Subject Re: Best Practice Question - How many rows to update before commit?
Author Adam
> One other thing that I have noticed is that after about 8-9 of the
tables
> being processed, I periodically get a disconnection to the database,
losing
> the transaction and cursor and halting further INSERTS (each one
fails after
> this time period).

This is interesting. If you are getting a disconnection at that point,
you would have a large number of uncommitted records that need to be
rolled back. The server would flag them as rolled back, but at some
stage, the garbage collection would need to occur on these records. If
your import transaction you are running is the first to hit these
records, then they are probably the ones doing this cleanup, so your
performance suffers. If you are using Firebird 1.5 or earlier, and
some of the indices on your table have lots of duplicates, exaggerate
this effect by a hundred times ;).


> I'm not sure if there is a memory leak or something like
> that going on here with the data load, but I believe I may have to
force a
> disconnect/reconnect for each table to force the connection to be
active and
> free up resources.
>
> The database has been backed up and restored to ensure sweep time is
minimal
> here. I have also set FORCE SWEEP settings to be off, so the sweep
should
> be under my control.

Good.

>
> Now in specific answer to Adam's questions...
>
> > On 10-Nov-2007 07:43:37, firebird-support@yahoogroups.com wrote:
> > Are you doing any slow transformations on each row?
>
> No, there are no triggers or any form of data transforms being done
in the
> INSERT statement.

Good, tell us about your insert query. Are you preparing it once and
executing multiple times? If not, I would check that you are not
wasting time re-preparing the same query over and over.

>
> > Is the bottleneck on how quickly the ODBC source can give you the data
> > rather than Firebird itself?
>
> I suspect it is. I'll run some tests with different providers to see if
> this is the case.

If you suspect it is, are you able to create a test application that
holds a typical single record in memory, then insert that record
500,000 times. See whether this makes a significant improvement to
make sure you are 'barking up the right tree'.

>
> > What sort of data? My example was using 3 integer fields, but if you
> > are pumping in really wide records I could see it being slower.
>
> The data is about 75% text and 25% numeric. Some of the text fields
can be
> very big (in about 50% of all cases there are fields that can be up to
> 30,000 characters in length although its rare to see data of this
size being
> pumped over).

I modified my test application, and yes when you start dealing with
records this size, the insert speed drops drastically (to about 70
rows a second on mine). Not really a surprise I suppose. What did
surprise me a little though is that I could only get about 3000 rows a
second when inserting a couple of characters into a large varchar field.

>
> > Are there any indices being built as you import?
>
> No, but I will test with a full index drop before doing the import
to see if
> it helps.
>
> > Is your import tool being run on the database server or is it pulling
> > or pushing data over a LAN?
>
> I have found a major improvement when I push the data over a LAN vs.
running
> locally. Even with a local connection, howerver, I'm using FBCLIENT
with
> TCP/IP to 127.0.0.1 and never the FBEmbed drivers.
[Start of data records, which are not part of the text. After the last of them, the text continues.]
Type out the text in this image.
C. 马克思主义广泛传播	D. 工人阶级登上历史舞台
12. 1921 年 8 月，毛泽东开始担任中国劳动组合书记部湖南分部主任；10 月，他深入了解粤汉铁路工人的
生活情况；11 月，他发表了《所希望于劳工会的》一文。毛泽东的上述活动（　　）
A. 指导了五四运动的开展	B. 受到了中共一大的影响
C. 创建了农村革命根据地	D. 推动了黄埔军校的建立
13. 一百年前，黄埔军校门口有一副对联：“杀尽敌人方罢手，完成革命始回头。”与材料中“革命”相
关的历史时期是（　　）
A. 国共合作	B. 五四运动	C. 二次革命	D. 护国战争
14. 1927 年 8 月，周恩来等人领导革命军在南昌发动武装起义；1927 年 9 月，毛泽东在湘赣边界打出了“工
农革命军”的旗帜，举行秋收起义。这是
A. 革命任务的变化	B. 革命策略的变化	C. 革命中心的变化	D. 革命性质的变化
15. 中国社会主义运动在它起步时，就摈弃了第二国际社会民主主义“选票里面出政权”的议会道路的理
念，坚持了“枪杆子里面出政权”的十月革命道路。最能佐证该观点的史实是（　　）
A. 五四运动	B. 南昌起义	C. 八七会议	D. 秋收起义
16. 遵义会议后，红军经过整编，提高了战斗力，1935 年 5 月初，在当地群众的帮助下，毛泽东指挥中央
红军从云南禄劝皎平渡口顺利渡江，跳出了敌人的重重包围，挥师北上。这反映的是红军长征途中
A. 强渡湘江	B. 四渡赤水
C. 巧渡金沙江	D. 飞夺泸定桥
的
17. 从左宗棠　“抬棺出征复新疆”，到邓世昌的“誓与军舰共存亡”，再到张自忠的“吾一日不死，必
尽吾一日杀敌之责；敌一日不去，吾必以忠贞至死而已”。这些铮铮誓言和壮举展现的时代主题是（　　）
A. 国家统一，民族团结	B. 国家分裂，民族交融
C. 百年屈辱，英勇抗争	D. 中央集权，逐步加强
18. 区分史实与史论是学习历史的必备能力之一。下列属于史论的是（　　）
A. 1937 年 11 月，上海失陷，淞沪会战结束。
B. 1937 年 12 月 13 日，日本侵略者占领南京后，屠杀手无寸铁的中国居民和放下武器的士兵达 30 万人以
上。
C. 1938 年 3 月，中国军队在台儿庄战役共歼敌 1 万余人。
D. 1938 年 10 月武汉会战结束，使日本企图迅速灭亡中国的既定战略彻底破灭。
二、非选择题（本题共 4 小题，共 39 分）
This doesn't make a whole lot of sense to me unless you have your
source and destination data sources on the same drive and that is
really hurting I/O.

> > Is the ODBC data source competing for I/O (eg file on the same
> > physical disk as the Firebird database file).
>
> Yes, in some cases it is. I believe on one of the target platforms
the user
> has a RAID array for disk on that server, so how this physically is
> implemented I'm not sure, but I wouldn't be surprised if that was
the case.

What type of RAID? If it is a simple mirror, then it is no better from
a performance point of view (marginally worse actually) than a single
drive.

If you have a bunch of 15K SCSI drives in a RAID 5, it probably isn't
such a bottleneck.

Adam